Is there a fee for applying, and how do I pay this fee? If so
There is a non-refundable (unless you’re denied) fee of $325 to apply for an immigrant visa. Based on your income level (family size), if you qualify to pay this fee as “no charge,” then it will be waived (please see each step below). Also, if you are in deportation proceedings or have been ordered removed from the US, please see the section on filing fees. Remember – the government will not deny your application just because you didn’t pay the fee – they can only deny applications that do not meet all the requirements. The fee is non-refundable, but if the government denies you, you may be able to reapply with some or all of your original filing fee.
You must pay this fee online at www.uscis.gov/forms using a valid credit card (American Express®, Discover®, MasterCard®, or Visa®). If you cannot afford this fee and qualify as “no charge,” then it will be waived.
How long will it take before I know whether or not my application has been approved or denied
This depends on the program you applied for and what stage your application is currently at. For example, suppose you submitted an Application to Register Permanent Residence or Adjust Status (Form I-485) based on an approved immigrant visa petition. In that case, we will review your Form I-485 within 180 days of receiving a complete application. If any additional information or documents are required, we will send you a Request for Evidence (RFE).
You must respond in a reasonable amount of time, as stated in the RFE. Once USCIS has reviewed all the evidence, and other required forms have been filed, we will decide whether to approve or deny your request to adjust status. Suppose you apply based upon the employment or family preference category, which requires approval of a labor certification or a visa number before you can use it to change position. In that case, we will decide whether to approve or deny your application six months after the Department of Labor has certified that there is no qualified US worker who will be available for the proposed employment at the time of such work. All required supporting documentation has been provided.
For self-petitioning spouses/family members (if applicable), once USCIS receives an approved Form I-130 and proof of your marriage, it takes two months from this date to process immigrant visas. Once they have their visas, they must prepare for travel by obtaining necessary passport documents, usually taking another six weeks. Then at this point, the family member may turn their attention to making final travel arrangements, getting required medical exams and vaccinations, etc., which can take another several weeks.
If an embassy or consulate is involved in filing the petition or for any other reason your case must be sent to that office for adjudication (e.g., Adjustment of Status cases requiring a consular interview and most family petitions), it may further delay the process by additional processing time at that office.

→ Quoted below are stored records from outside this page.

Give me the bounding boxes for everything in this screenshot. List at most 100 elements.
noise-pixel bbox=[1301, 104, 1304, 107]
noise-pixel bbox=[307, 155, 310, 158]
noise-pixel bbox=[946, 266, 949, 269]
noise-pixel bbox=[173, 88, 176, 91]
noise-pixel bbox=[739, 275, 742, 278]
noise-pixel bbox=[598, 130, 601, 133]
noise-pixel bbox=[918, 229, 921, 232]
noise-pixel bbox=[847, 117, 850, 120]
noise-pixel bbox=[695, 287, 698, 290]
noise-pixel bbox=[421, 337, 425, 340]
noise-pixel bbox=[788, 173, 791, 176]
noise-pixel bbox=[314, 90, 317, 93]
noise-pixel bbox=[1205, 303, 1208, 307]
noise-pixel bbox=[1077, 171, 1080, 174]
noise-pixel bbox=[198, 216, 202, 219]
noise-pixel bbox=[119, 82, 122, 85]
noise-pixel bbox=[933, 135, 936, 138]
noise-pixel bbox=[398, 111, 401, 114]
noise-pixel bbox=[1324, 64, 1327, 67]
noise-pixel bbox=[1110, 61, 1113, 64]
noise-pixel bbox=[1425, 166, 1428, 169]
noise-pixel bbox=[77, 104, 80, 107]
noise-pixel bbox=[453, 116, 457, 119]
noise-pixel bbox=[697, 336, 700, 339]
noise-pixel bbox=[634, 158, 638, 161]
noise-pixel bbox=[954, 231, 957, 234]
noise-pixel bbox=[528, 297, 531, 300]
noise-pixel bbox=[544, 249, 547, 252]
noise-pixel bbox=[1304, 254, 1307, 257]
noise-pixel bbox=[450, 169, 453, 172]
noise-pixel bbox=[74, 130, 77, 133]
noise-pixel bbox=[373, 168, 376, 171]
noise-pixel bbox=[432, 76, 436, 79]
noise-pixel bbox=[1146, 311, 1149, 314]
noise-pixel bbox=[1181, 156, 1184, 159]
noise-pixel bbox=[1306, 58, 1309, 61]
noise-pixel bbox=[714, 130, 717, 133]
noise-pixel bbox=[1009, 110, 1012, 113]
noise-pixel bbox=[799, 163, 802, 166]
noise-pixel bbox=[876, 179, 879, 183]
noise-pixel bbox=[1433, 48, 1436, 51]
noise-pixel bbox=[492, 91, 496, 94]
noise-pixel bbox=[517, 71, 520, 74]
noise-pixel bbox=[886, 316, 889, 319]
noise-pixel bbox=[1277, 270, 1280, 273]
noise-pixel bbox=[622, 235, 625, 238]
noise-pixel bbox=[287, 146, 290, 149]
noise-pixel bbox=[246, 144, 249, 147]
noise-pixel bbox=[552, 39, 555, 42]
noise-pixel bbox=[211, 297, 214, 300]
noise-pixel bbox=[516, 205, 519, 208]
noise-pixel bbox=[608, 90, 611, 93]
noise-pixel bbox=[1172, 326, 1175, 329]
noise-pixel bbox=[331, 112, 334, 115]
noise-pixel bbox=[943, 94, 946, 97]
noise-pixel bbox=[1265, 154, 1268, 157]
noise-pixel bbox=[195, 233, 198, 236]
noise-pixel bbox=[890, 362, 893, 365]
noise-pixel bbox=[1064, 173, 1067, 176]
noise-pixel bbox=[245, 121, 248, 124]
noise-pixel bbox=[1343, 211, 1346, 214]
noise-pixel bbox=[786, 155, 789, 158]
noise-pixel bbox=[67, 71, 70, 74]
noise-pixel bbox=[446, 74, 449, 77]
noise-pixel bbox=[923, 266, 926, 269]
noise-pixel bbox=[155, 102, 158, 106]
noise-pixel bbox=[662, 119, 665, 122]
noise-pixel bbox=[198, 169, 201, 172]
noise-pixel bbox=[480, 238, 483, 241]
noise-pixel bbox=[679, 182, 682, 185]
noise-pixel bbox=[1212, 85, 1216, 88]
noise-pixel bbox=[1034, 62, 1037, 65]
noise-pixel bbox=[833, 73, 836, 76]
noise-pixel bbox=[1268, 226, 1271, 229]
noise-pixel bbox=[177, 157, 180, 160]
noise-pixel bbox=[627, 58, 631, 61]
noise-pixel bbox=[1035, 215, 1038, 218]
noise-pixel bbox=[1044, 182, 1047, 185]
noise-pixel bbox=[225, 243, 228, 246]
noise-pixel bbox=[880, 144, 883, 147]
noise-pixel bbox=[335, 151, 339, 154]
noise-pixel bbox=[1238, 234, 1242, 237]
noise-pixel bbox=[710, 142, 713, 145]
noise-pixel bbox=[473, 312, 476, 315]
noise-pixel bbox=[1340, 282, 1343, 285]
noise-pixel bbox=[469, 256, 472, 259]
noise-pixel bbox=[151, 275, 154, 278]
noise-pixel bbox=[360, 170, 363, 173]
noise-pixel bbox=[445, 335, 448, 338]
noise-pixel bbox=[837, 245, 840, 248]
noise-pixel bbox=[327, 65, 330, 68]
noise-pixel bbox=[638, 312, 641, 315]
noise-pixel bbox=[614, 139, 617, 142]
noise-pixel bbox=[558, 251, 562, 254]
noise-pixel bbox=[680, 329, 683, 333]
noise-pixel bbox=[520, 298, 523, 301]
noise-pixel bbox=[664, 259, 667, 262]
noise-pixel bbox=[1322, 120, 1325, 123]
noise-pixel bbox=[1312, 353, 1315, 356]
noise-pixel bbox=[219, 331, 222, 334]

If the immigrant visa petition was filed with USCIS only, you must have a medical exam done overseas as part of your application for an Immigrant Visa or Green Card (Form DS-230). You didn’t do it before leaving the United States, and this could also cause a delay because once your file is sent to the consular section, they will return it to USCIS. After all, you have not completed the examination portion of the process.
In short, some petitions/applications take much longer than others to adjudicate, and many factors can slow down an individual case or even cause a denial of your application if all required forms aren’t completed on time. Because of this unpredictability, we encourage you not to make any final travel arrangements until it is inevitable that you are approved for permanent residence.